この件、買収の発表から1年が過ぎ、あまりちゃんと追えてはいないのですが、結局「国家安全保障上の懸念を理由」としてアメリカ政府から買収禁止という政治的判断が出たということに保護主義的で非常にモヤモヤしています。
そもそも、買収に反対し、USスチール単体でやっていけると判断していた労働組合側が長らくつづく世界の鉄鋼市場の中国優位の状況をどう捉えているのか?USスチールの経営状態をどう受け止めているのか?が日本にいるとその報道からあまりちゃんと見えてきません。
本当に報道によくあるアメリカの「政局」に影響を受けた一時的な判断であれば、労働組合側にとって良い判断とされていますが、本当に雇用が今後も守られるのか?懸念は残ります。
これに対して、法令違反として法的措置も許さない構えの日本製鉄(USスチール)ですが、政治的判断ですから、本当に覆すことができるのか?これも懸念は残ります。
ただ、やはり買収に向けて法律に基づいた手続きはしてきているわけであって、ここで最終的にアメリカ政府からの横やりが入ったのは実に日本製鉄(USスチール)側にとっても買収発表当初は想定外だったのではないか?と思います。
その横やりに日本製鉄(USスチール)だけで対抗するのは、なかなか難しい中でやはり方法があるとすれば、日本政府が動くことだろうと思います。
政治的判断には政治的判断で対抗するしかないのではないか?と思います。
しかし、日本政府が取った行動は今のところ冒頭にリンクした経産相のコメントだけ。
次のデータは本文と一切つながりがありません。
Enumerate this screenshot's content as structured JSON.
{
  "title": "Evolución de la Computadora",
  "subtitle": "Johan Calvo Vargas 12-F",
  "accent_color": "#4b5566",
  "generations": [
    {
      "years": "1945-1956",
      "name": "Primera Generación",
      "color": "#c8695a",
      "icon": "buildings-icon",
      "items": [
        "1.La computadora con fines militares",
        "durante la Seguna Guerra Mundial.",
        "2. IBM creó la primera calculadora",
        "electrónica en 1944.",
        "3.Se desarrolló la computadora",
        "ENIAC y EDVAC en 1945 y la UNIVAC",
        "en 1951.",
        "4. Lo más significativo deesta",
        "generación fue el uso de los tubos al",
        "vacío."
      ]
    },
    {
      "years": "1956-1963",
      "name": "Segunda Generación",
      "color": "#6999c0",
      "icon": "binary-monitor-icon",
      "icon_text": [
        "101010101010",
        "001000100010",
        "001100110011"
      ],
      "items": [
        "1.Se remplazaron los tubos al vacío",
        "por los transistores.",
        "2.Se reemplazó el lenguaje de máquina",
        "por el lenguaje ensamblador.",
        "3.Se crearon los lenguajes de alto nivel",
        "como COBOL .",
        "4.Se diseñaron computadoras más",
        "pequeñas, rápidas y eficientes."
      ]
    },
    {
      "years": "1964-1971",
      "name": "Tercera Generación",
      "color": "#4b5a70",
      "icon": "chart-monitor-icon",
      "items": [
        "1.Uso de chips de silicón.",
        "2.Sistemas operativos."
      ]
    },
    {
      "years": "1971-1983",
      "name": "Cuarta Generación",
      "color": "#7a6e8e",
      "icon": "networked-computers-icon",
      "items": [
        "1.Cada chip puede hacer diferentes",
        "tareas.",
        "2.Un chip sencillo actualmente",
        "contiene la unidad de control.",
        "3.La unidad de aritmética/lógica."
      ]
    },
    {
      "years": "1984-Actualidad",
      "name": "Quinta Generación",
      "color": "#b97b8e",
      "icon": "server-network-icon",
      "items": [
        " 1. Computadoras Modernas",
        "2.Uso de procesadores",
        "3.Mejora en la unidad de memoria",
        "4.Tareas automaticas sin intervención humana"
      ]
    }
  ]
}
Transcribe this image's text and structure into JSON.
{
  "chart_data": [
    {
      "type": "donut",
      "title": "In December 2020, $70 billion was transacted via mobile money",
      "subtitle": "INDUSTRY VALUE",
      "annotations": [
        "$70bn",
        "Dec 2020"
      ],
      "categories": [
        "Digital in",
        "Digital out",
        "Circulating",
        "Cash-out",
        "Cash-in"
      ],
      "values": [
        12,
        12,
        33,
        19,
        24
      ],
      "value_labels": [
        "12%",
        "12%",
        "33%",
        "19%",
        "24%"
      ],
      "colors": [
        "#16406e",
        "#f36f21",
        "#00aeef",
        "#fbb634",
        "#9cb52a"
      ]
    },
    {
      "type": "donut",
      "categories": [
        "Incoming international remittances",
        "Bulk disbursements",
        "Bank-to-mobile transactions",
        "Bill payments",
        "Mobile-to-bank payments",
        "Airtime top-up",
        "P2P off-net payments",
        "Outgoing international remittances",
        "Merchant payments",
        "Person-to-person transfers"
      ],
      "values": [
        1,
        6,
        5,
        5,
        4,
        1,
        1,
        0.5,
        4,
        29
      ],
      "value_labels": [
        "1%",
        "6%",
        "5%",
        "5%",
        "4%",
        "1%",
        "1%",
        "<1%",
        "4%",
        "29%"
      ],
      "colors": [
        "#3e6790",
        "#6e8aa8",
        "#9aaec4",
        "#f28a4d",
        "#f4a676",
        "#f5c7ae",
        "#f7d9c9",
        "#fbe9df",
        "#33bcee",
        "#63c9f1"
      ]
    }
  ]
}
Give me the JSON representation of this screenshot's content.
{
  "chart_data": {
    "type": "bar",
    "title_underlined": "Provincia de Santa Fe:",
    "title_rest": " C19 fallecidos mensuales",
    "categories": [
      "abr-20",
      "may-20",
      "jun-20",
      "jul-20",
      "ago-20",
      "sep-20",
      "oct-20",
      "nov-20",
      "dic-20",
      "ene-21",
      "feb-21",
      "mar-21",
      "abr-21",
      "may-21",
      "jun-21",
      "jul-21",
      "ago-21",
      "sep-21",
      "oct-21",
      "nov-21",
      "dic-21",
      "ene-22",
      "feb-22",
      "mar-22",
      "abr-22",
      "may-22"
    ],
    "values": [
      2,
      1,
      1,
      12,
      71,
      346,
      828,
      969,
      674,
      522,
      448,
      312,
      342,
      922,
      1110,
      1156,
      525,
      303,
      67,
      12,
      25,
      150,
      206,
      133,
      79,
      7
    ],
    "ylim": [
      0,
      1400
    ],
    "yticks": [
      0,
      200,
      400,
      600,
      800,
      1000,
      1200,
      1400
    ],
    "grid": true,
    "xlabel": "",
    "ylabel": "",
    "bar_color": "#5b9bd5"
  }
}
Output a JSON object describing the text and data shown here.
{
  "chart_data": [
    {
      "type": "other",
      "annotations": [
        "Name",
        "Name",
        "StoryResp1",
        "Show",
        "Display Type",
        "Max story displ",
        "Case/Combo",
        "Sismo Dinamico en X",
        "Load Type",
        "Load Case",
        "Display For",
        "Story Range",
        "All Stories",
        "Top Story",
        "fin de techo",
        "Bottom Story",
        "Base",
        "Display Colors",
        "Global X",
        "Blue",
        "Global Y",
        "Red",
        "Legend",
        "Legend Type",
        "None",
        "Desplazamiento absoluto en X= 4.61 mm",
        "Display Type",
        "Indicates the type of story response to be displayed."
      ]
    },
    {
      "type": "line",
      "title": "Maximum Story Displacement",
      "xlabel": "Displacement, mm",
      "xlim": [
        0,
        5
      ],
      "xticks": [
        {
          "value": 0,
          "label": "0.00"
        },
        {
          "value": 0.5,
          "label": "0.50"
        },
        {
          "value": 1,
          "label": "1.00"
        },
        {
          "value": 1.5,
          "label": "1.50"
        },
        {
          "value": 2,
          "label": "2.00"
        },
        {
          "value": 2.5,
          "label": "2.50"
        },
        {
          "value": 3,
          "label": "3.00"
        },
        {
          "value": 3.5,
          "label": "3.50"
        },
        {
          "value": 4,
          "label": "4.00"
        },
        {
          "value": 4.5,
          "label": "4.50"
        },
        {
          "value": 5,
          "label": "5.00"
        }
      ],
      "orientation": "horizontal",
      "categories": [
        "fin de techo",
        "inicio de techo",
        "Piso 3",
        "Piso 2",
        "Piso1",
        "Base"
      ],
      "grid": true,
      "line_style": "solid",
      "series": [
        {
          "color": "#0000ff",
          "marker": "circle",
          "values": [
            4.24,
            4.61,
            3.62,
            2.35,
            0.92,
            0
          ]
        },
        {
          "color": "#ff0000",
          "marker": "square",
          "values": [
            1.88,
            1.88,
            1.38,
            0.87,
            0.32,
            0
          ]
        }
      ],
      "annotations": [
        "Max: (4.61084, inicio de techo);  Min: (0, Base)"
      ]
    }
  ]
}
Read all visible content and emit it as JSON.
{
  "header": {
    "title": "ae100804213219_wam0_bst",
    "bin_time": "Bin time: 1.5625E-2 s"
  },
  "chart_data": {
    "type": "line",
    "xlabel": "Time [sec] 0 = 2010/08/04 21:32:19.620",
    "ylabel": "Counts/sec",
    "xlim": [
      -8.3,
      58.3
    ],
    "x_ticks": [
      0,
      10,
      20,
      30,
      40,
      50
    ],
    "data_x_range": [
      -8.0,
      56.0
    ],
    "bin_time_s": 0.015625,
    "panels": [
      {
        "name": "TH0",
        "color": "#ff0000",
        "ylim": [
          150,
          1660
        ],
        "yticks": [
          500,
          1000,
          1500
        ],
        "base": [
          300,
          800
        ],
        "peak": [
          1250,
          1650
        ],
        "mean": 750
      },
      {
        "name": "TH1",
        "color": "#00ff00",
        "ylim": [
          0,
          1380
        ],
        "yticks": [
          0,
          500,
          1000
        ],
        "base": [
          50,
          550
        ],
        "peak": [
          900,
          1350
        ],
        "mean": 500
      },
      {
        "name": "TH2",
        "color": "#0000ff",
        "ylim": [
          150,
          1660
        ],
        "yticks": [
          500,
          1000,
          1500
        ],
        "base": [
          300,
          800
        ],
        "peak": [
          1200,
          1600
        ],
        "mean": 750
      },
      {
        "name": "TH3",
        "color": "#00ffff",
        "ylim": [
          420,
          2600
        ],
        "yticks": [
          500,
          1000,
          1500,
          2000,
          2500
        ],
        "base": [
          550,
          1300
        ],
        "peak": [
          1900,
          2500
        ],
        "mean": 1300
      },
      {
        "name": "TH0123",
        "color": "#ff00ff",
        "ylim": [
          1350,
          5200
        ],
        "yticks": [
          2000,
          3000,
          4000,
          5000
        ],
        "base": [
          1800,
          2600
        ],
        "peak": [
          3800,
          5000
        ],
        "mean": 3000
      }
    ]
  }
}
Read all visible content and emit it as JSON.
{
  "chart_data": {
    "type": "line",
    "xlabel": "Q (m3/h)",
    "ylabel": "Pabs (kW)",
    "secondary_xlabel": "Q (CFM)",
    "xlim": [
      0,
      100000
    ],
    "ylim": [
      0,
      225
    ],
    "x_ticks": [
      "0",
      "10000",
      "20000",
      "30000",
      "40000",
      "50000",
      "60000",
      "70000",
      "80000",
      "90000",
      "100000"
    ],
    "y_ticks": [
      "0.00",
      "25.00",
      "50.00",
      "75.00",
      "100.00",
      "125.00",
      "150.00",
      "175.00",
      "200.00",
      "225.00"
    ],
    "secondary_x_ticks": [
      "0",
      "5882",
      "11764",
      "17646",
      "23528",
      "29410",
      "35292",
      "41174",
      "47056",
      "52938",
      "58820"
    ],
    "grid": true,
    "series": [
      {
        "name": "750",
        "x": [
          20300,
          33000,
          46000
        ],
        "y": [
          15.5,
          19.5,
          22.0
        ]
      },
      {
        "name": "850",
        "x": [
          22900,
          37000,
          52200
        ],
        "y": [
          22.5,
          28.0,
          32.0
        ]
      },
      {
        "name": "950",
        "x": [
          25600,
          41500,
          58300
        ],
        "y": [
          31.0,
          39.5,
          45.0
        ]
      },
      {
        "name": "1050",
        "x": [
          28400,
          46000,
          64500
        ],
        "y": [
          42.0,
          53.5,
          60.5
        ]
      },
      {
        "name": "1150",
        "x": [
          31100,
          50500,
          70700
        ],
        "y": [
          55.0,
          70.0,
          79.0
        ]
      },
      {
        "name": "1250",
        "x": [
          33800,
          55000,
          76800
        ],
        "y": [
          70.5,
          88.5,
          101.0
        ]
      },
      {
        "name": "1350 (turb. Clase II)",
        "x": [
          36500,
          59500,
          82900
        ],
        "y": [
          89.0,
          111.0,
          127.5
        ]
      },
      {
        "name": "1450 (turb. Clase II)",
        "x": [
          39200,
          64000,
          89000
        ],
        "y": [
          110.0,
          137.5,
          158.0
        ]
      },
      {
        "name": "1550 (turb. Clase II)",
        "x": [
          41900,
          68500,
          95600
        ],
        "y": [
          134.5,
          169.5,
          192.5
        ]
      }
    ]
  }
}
もちろん今後何か動きは取るのでしょうが、効果的な動きになるのかどうが不明です。
ここにも、先日来から書いている「政治の貧困」を感じます。
自国企業が他国政府に困らせられているわけですし、単に日本製鉄だけの問題ではなく、今後他の日本企業のアメリカへの投資にも懸念が残る問題ですから、今こそ日本政府として政治的に効果的な動きをするべきでしょうし、やるべきことはできうる限りやっておいたほうが良いでしょう。
この買収禁止によって、日本製鉄側はUSスチールに違約金5億6500万ドル(日本円で890億円)を支払わなくてはならないそうです。他にも何か悪い影響はないのか?心配になります。このあおりを喰らって日本製鉄の労働者に減給や雇用が守れない事態になると、本当に日本政府は何をしているのか?となります。
そして、そもそもこの決定、「アメリカの国家安全保障を損なう恐れがあると信じるのに十分な証拠がある」とバイデン大統領は発言しているようですが、その証拠もおそらく「国家安全保障を損なう恐れがある」として開示しないでしょう。
だからこそ、日本製鉄やUSスチール側は、「政治的思惑」、「恥ずべきもので腐敗している」や、「同盟国である日本をこのように扱うことは衝撃的」とまで発言しています。
少し飛躍的ですが関連することを書くと、日米それぞれの「国家安全保障戦略」を見ると、例えば、中国が沖縄に攻めてきた場合に、沖縄のアメリカ軍はグアムに退き、実際に沖縄を守るのは自衛隊だけであり、アメリカは守らないことになっている、と話には聞きますから、本当にそもそも日本はアメリカの「同盟国」なのか?と疑ってしまうのは、そんなに大きく議論の的を外していないように思えてきます。